If ever there were two electrons in need of shaking up, they're Georgie and Alex. “Heisenberg” isn’t a play with dramatic twists and turns—rather, it’s a small, linear story made kaleidoscopic because of two actors with remarkable chemistry.

Parker, the Tony and Emmy Award winner (“Proof,” “Weeds”), is eccentric in speech and elastic on her feet, twirling her hair and twisting her body as she abruptly and awkwardly pursues Alex. With information gleaned from their first encounter, she tracks him down at his empty store: “Do you find me exhausting, but captivating?”

Captivating, certainly.

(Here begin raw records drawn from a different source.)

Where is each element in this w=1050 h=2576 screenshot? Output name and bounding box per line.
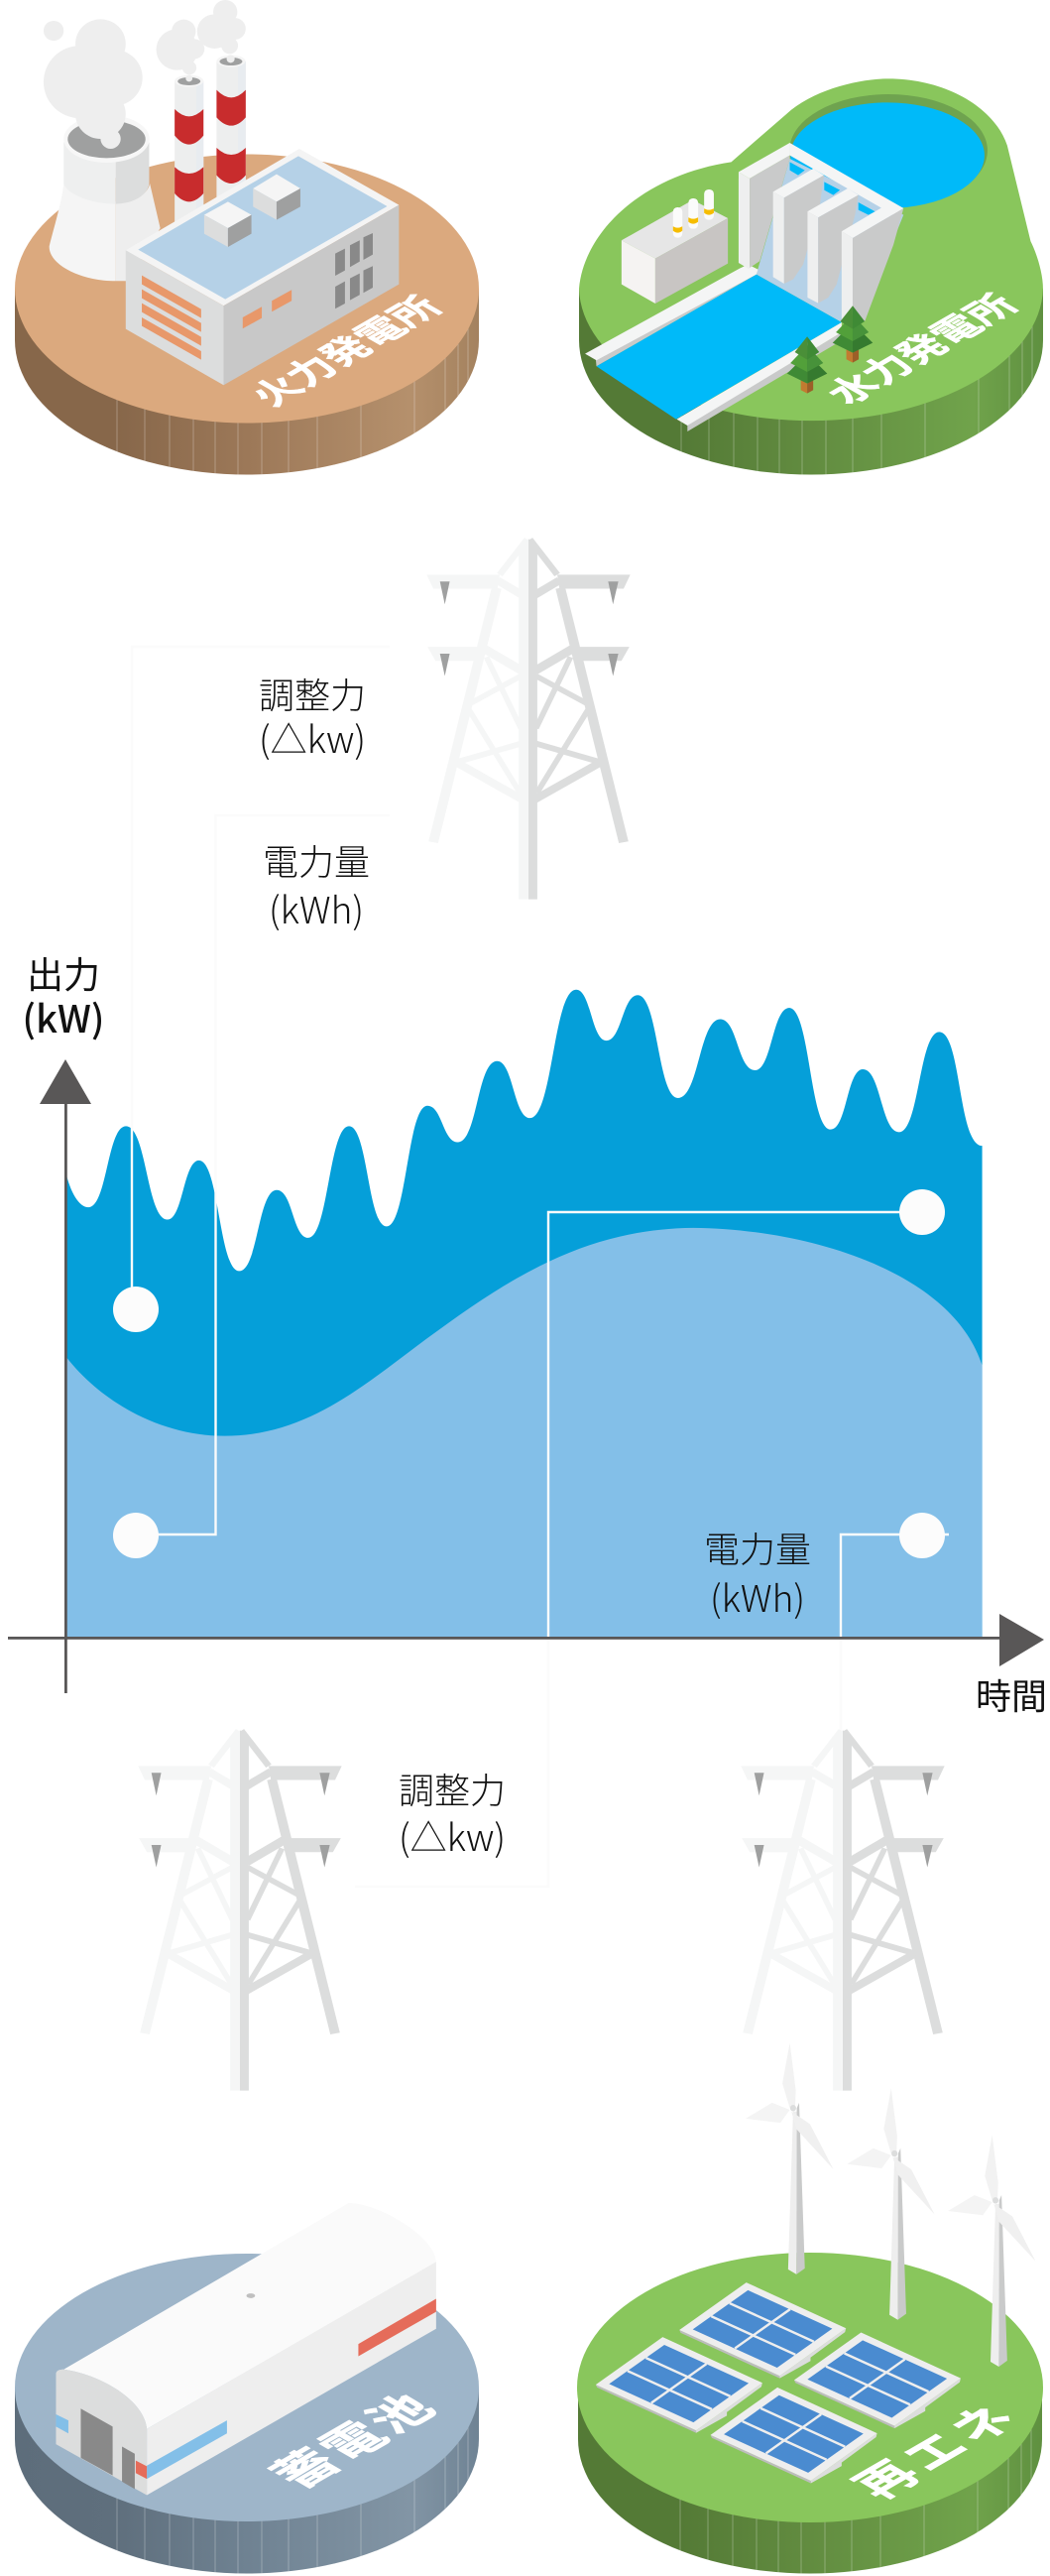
label: energy lower	[704, 1522, 811, 1623]
icon: battery building	[56, 2203, 436, 2496]
axis label: output: 出力	[27, 945, 100, 999]
label: hydro power: 水力発電所	[809, 284, 1030, 412]
panel: thermal power plant disc	[15, 0, 479, 487]
icon: chimney smoke	[157, 0, 246, 81]
label: energy upper	[263, 834, 370, 934]
label: renewable energy: 再エネ	[831, 2390, 1037, 2508]
icon: pine trees	[787, 306, 873, 394]
label: adjustment power upper: (△kw)	[259, 710, 366, 764]
disc side	[579, 289, 1043, 487]
horizontal axis arrow	[8, 1614, 1044, 1666]
chart: output over time	[8, 647, 1047, 1887]
panel: hydro power plant disc	[579, 78, 1043, 487]
icon: wind turbines	[746, 2043, 1036, 2367]
area: energy	[65, 1228, 983, 1639]
axis label: output	[23, 945, 104, 1043]
icon: chimney left	[175, 75, 203, 226]
label: adjustment power upper: 調整力	[259, 668, 366, 719]
disc top	[577, 2253, 1043, 2522]
river walls	[585, 265, 842, 431]
label: adjustment power lower	[399, 1763, 506, 1862]
icon: cooling tower	[50, 115, 161, 281]
panel: renewable energy disc	[577, 2043, 1043, 2576]
label: adjustment power upper	[259, 668, 366, 764]
icon: factory building	[126, 149, 399, 385]
label: energy upper: (kWh)	[269, 881, 364, 934]
label: thermal power: 火力発電所	[233, 286, 454, 414]
disc top	[15, 2254, 479, 2521]
panel: battery disc	[15, 2203, 479, 2576]
icon: transformer	[622, 189, 728, 304]
label: energy lower: (kWh)	[710, 1569, 805, 1623]
marker dots	[113, 1189, 945, 1558]
dam illustration	[579, 78, 1043, 431]
icon: transmission tower upper	[426, 539, 631, 900]
axis label: time: 時間	[976, 1668, 1047, 1720]
label: battery: 蓄電池	[249, 2379, 454, 2498]
label: energy upper: 電力量	[263, 834, 370, 886]
icon: solar panels	[596, 2282, 961, 2484]
icon: large smoke cloud	[44, 19, 143, 149]
label: adjustment power lower: (△kw)	[399, 1808, 506, 1862]
waterfall	[757, 159, 903, 322]
label: energy lower: 電力量	[704, 1522, 811, 1573]
leader lines	[132, 647, 949, 1887]
disc side	[15, 2388, 479, 2576]
dam structure	[739, 143, 903, 325]
icon: transmission tower lower right	[741, 1730, 945, 2091]
disc side	[15, 289, 479, 487]
label: adjustment power lower: 調整力	[399, 1763, 506, 1814]
area: adjustment power	[65, 990, 983, 1639]
axis label: output: (kW)	[23, 989, 104, 1043]
vertical axis arrow	[40, 1059, 91, 1693]
icon: transmission tower lower left	[138, 1730, 342, 2091]
hill and disc top	[579, 78, 1043, 421]
river	[597, 275, 842, 420]
plant illustration	[44, 0, 399, 385]
reservoir	[789, 94, 988, 208]
disc top	[15, 155, 479, 423]
icon: chimney right	[216, 56, 246, 200]
disc side	[578, 2388, 1042, 2576]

It’s hard to take your eyes off Parker, who allows us to see Georgie as a multidimensional human being, full of quirks, contradictory emotions and not-always-wholesome motives.

As Alex, Arndt is spare and understated—a man aware he’s in the sunset of his life and comfortable with emotions, only so long as he’s entering them in one of the diaries he’s kept for 60 some odd years. His relationship with Georgie spurs a series of decisions about his own future, each made with military efficiency.

Both actors work as their own stagehands. There are rafters for additional seating on stage, leaving only a sliver of real estate for the duo to work. Two simple metal desks on gliders comprise the only scenery.

Stephens wrote the adaptation for “The Curious Incident of the Dog in the Nighttime.” “Heisenberg” has much of the same lucidity and economy of prose of that story. As has been remarked by others, it also calls to mind Nick Payne’s “Constellations,” which took a different tack in presenting the fundamental unpredictability of human interactions.

The 80-minute play, precisely directed by Mark Brokaw (“The Lyons”), arrives on Broadway after a lauded run last year at one of MTC’s smaller stages.

Surely one hallmark of maturity is being wise enough to recognize contentment when it arrives, regardless of appearance. In the play, Georgie and Alex ultimately influence one another’s paths, for the better. Like their relationship, “Heisenberg” is more than the sum of its parts.

“Heisenberg,” through Dec. 11 at MTC’s Samuel J. Friedman Theatre, 261 W. 47th St. Tickets: $70-$150. Call 212-239-6200.